This eventually will be baseball related.
I started watching Handmaiden's Tale, (HT) a dystopian horror story a few weeks ago. And I finished season 1 (of 3) last week-end,
I watched S2 E1 last night. More on that in a second.
I suspect most know about HT, I knew of it very generally. but not the details. Briefly (so far) It portrays the US after a civil war where a militaristic authoritarian fanatic religious group takes over the US. But the plot focuses on the enslavement of fertile women to reproduce because of presumably the impact of STD, pollution or poor diet (added chemicals) on human's ability to reproduce. There's a shit-ton of infertility so only the powerful get an enslaved fertile woman to try and mate and reproduce and have a family with.
The show to date, is disturbing as hell in its portrayal of the cruelty and inhumanity, it probably makes Mike Pence hard, and Amy Coney Barrett giggle. but I digress.

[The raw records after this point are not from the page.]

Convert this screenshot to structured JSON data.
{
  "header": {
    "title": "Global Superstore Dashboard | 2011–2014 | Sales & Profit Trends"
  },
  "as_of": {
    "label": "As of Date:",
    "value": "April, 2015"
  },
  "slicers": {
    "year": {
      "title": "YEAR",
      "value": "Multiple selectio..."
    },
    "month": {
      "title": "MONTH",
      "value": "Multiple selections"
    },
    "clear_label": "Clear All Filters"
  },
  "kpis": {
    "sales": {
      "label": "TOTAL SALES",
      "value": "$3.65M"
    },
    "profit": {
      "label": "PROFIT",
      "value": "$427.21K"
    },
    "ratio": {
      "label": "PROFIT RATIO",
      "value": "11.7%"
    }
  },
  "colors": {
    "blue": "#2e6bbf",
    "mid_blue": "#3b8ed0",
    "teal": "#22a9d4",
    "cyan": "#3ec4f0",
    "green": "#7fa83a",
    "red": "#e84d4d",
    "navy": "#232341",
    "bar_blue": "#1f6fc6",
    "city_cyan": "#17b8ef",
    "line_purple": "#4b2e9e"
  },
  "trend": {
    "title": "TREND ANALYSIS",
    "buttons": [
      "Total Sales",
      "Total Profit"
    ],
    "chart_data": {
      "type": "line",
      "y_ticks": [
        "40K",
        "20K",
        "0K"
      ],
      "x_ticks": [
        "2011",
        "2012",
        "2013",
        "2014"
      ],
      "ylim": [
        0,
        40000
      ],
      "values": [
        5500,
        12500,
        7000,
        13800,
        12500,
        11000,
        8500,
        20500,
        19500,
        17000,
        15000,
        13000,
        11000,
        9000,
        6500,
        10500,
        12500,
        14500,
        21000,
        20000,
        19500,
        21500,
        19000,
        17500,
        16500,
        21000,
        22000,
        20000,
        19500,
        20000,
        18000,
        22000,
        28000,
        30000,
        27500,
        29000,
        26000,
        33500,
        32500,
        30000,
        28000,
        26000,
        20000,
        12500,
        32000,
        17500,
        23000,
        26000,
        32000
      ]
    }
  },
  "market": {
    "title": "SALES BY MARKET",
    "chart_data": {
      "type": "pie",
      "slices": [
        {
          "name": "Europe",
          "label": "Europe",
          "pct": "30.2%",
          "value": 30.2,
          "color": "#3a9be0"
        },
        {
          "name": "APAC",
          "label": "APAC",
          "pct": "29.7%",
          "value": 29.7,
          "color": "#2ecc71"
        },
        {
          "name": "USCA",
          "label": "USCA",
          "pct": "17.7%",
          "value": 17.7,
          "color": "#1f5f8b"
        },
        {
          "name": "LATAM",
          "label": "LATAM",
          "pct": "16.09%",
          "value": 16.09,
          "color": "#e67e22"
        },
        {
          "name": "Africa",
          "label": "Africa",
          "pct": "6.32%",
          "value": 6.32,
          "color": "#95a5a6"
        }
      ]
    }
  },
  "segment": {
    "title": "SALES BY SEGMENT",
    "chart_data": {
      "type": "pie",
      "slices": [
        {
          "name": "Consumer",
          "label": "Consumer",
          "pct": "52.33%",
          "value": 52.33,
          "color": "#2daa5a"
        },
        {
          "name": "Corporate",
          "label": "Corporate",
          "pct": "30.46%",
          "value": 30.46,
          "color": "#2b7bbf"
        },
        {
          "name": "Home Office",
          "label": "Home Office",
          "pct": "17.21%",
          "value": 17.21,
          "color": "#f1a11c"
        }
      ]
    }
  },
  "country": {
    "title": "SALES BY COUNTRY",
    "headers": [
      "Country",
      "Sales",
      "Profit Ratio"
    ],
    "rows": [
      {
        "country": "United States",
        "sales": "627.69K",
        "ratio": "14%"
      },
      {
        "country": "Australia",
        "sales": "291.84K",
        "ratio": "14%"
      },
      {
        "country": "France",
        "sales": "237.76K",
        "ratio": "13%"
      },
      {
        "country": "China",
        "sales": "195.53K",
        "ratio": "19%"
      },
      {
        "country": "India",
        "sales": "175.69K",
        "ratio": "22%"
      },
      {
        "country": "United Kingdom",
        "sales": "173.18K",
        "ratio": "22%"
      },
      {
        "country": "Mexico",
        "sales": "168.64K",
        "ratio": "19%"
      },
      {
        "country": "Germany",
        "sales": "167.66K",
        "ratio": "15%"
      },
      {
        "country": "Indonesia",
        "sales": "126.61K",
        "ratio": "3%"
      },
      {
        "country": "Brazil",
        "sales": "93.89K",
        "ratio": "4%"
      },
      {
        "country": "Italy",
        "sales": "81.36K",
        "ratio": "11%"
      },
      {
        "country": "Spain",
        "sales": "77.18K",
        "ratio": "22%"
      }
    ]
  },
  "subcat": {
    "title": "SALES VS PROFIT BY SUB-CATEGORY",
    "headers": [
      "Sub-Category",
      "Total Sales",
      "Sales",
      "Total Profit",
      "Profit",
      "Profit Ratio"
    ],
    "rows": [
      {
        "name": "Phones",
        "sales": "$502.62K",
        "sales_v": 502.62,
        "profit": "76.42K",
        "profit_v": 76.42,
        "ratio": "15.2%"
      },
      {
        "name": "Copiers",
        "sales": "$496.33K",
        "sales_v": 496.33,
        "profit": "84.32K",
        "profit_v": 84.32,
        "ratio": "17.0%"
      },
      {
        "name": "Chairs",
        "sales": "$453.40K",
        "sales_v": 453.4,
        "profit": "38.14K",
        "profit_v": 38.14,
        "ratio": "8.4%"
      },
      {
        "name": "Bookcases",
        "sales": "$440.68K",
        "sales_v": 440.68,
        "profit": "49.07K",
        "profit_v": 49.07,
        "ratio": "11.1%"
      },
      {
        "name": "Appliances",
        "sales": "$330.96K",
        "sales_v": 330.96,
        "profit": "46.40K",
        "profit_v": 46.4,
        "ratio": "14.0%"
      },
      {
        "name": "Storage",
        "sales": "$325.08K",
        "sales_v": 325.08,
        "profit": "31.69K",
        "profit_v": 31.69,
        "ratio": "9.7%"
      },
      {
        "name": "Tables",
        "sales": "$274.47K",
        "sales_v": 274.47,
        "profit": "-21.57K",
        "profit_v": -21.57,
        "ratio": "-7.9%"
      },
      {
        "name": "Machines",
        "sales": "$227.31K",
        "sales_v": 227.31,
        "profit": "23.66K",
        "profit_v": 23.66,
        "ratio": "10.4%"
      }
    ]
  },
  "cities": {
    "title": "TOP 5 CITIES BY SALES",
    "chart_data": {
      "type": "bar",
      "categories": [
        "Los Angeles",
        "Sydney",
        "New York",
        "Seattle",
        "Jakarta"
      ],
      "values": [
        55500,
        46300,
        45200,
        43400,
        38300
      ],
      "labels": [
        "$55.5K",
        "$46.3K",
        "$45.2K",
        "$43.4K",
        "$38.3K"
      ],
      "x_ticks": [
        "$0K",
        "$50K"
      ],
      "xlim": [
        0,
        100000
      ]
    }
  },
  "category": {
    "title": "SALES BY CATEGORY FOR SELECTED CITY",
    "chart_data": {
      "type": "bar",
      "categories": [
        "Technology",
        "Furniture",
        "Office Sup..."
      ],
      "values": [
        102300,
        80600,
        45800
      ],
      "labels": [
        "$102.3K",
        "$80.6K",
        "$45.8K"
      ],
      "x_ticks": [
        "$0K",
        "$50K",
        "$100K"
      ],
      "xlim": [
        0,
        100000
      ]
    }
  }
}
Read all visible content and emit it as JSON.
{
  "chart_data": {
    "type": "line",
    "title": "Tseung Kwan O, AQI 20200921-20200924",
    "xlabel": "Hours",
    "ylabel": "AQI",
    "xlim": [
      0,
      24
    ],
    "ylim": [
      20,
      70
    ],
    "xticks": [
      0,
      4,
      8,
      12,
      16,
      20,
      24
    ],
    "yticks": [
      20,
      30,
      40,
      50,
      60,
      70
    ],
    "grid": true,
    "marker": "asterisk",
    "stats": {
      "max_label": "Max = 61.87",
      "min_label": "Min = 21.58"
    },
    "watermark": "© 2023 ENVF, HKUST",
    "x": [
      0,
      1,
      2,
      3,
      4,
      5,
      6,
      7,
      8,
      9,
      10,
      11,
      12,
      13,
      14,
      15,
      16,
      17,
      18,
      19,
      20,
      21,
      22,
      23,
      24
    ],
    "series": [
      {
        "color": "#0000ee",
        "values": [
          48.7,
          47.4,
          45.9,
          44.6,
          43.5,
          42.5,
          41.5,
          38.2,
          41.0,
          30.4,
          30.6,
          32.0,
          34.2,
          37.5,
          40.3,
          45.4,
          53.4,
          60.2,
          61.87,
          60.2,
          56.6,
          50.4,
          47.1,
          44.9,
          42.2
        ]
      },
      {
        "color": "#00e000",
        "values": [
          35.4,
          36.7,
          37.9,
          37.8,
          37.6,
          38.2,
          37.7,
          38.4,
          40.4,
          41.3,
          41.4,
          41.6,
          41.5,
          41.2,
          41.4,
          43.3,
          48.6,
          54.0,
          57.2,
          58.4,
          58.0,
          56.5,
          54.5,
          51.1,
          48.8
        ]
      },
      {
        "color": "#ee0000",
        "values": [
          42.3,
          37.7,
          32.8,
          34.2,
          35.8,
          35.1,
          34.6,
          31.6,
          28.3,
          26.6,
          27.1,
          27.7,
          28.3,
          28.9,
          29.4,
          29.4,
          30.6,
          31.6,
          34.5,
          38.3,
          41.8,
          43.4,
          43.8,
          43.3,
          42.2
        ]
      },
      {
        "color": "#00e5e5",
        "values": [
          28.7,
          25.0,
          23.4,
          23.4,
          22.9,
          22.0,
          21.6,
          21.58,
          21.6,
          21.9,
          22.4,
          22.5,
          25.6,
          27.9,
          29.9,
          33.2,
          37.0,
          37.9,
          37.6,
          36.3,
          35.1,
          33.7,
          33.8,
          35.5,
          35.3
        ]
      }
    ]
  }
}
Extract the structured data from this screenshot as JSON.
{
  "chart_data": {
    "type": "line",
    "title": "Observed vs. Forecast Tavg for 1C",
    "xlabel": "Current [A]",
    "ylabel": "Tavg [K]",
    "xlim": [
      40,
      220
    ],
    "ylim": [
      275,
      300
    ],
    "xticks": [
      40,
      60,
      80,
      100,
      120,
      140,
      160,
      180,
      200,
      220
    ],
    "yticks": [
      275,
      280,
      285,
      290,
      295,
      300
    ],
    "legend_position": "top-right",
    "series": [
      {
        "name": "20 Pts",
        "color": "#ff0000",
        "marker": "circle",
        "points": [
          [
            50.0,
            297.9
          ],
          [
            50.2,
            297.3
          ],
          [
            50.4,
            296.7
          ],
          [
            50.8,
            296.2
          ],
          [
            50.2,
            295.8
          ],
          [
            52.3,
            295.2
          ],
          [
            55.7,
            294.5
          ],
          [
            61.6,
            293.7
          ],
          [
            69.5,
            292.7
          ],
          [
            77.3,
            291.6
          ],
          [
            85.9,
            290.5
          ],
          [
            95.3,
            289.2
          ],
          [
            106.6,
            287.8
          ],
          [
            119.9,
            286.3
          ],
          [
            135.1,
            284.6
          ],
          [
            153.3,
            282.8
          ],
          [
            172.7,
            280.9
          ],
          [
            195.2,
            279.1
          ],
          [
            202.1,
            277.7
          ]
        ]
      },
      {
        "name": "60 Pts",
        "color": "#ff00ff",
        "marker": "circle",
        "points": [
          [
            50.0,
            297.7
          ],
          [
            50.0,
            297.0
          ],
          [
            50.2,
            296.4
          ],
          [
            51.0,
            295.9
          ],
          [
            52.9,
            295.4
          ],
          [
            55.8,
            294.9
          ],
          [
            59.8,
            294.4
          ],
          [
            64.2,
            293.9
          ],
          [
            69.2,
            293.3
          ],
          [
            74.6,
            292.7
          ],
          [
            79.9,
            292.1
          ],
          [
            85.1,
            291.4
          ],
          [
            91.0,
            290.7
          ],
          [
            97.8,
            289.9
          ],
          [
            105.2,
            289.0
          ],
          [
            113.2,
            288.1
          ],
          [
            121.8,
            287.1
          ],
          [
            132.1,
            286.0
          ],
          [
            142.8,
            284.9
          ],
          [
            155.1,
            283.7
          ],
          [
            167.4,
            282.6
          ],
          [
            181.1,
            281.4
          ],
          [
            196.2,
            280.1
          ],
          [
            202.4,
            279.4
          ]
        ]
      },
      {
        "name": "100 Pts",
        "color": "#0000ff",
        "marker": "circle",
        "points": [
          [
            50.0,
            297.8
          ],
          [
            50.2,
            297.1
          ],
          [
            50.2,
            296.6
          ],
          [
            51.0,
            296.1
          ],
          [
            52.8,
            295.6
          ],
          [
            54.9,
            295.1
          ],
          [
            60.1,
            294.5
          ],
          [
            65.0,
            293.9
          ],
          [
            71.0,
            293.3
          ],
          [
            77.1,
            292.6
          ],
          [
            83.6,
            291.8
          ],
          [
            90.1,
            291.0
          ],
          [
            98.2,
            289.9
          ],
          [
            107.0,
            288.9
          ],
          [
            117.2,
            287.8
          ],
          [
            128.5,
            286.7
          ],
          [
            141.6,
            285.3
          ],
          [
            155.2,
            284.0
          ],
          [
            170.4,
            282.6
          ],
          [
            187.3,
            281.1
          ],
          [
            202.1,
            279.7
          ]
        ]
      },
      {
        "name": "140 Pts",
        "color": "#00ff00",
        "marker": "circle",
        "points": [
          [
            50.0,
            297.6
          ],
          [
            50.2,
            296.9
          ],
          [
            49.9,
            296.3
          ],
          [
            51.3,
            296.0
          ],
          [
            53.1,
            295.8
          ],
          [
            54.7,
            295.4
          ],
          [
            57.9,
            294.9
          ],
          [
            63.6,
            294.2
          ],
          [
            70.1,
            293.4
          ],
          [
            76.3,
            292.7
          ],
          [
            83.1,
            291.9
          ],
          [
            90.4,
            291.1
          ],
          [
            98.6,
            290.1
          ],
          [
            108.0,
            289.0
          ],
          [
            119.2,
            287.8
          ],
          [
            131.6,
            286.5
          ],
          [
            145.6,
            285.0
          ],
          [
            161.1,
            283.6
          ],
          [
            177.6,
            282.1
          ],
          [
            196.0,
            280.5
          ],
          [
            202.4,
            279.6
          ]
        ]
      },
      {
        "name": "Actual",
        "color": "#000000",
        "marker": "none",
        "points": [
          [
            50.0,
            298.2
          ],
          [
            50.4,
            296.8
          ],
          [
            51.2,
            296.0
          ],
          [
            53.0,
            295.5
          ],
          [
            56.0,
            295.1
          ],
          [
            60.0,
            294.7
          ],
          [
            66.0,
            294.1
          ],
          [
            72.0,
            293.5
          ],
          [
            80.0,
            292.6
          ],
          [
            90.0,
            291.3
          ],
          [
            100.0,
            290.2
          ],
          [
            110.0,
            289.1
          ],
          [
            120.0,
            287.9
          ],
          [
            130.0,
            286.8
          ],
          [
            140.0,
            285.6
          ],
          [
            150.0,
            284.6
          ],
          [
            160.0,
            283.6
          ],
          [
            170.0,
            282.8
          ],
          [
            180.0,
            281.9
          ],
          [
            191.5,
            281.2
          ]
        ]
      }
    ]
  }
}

So last night I need a break from Trump, will he or won't he, and I started season 2.
LSS, the opening scene as we soon discover takes place in Fenway Park, as symbolic of American sport as any i can readily think, and it transforms it into a torture chamber.
here's a youtube of the scene, its fucking grim. (the reveal comes about at 2:20)
https://www.youtube.com/watch?v=RxW1lRsiAwwNow I've experienced some torture watching games at Fenway, but not like this.
Watching Bucky Dent's wind-blown pop-up in '78 hurt, and watching Bob Gibson bringing his nasty self and crush an impossible dream in '67 stung, but Aunt Lydia is a whole different ballgame.
She can really bring it.
I imagine there were some interesting discussions among Sox ownership circles and maybe MLB and sponsors about using and portraying Fenway Park, America's most beloved ballpark, in such sadisitc cruel manner.
Fenway as the backdrop for a love story in Fever Pitch was cute, and it was mystical in Field of Dreams, and it played its part of the "Cathedral of Boston" in The Town, and there are other examples, but its use in HT was a powerful and brutal use of imagery to drive home the perversions that society was going through.
I thought it really emotional and well done.
Thoughts or what are your favorites scenes using sports as a backdrop.